Climbing out of Austria into Slovenia was the hardest cycling, far and away, that I have ever done. The roads are not graded, really, so there was a lot of 15% or so, which I dragged my 100 pound bike up by some miracle. I must admit that I exceeded what I thought were my physical limitations without hurting myself. I would have been subject to pitying myself a lot more, but there was no one around to sympathize with me, and there was no getting around it, I needed to get through these mountains, there was nothing for it. I was dismayed as I rounded each corner though- the steep, winding curves just kept coming. That’s what I like about corners though- what is out of sight is out of mind, amd the journey is broken into little pieces, buffered by suspense. Good camping.
I have been climbing steep hills on the daily for the last four days, in fact. Slovenia and Croatia are hilly. Today I was gunning for Zagreb, and it was a long one.

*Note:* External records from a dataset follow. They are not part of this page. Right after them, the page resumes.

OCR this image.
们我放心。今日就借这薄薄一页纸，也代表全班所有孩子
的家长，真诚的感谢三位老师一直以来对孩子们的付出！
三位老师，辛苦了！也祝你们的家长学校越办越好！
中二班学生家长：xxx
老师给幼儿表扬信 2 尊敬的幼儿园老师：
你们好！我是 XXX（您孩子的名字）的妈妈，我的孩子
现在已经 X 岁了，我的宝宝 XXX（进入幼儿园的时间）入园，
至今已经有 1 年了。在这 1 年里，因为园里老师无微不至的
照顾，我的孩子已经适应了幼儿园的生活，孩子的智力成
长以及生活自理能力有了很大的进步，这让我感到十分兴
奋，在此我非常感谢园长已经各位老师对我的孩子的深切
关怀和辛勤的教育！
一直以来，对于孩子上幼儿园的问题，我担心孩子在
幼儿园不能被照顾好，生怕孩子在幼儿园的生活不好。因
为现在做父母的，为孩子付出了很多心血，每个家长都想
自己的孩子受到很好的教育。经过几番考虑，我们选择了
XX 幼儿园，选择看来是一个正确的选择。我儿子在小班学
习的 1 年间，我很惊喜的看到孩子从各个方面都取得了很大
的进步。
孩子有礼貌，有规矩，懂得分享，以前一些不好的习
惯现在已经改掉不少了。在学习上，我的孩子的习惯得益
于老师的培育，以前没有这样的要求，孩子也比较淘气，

This was in part to my being turned away at the border. I rolled up, pulled my passport out, took off my glasses, and the guard asked me where I was from.
“United States,” I say.
“Where did you start?”
“You cannot cross here.”
“This point is for EU members only.”
At this point another guard, more amiable and with a better handle on English steps in. “This point is for EU members only. I would recommend that you go back into Dobova and take a train. It is the only way to get across with your bike.”
“So… can I ride my bike through Croatia?”
“But I can’t ride on this road.”
“No. The nearest point is North, but it would be two hours by bike at least. I would just take the train.”
I must have had a questioning look on my face. I have a very difficult time with rules that make no sense whatsoever. He implored me that what he was saying was true. “Go swim for two hours, then take the train.” Pipes in another guard.
Dismayed and a little upset, I turn around. Immediately I turn North. I fully intended, I will admit, to cross through a farm or something if I could. I found a road along the border, and soon realized that there was a river inbetween Slovenia and Croatia. There is also a wicked looking barbed wire fence…
There is a little village called Rakovec that has a border crossing about 5 kilometers North. Worth a shot! I roll up to this much smaller station and the gate raises. A police officer comes out of the booth.
“Can I cross here?”
The man laughs at my English and replies, “Probably not.” I hand him my passport and he rifles through it, as if searching for something. There is nothing but a Russian visa and an indiscernible Portuguese stamp.
“Where are you going?”
“No, next, Zagreb?”
“Yes.” I knew what he was asking, but I made sure he knew the scope of my trip. An older lady smoking a cigarette comes out and they rapidly converse in Slovak. They both re-enter the booth with my passport, bidding me wait. I sit there, patiently, trying to look charming. BOOM! I smile involuntarily. That, my friends, is the sound of a stamp. BOOM! Stamp number two. The man comes out with my passport and says that they weren’t supposed to let me through, but the next pointnis 20 kilometers away and up a big hill (I think this guy might cycle). I thank him profusely and cross the bridge, victorious! I couldn’t help smiling at the fortunate and very human interaction. What reasonable folks! I am grateful. I am glad to be inside tonight, for it is storming right now. This hostel has a bar, and is run by a very fun Australian chap. Bunch of partiers here, a lot of North Americans and English and Aussies. It was a nightmare getting into Zagreb, hopefully it will be easier getting out!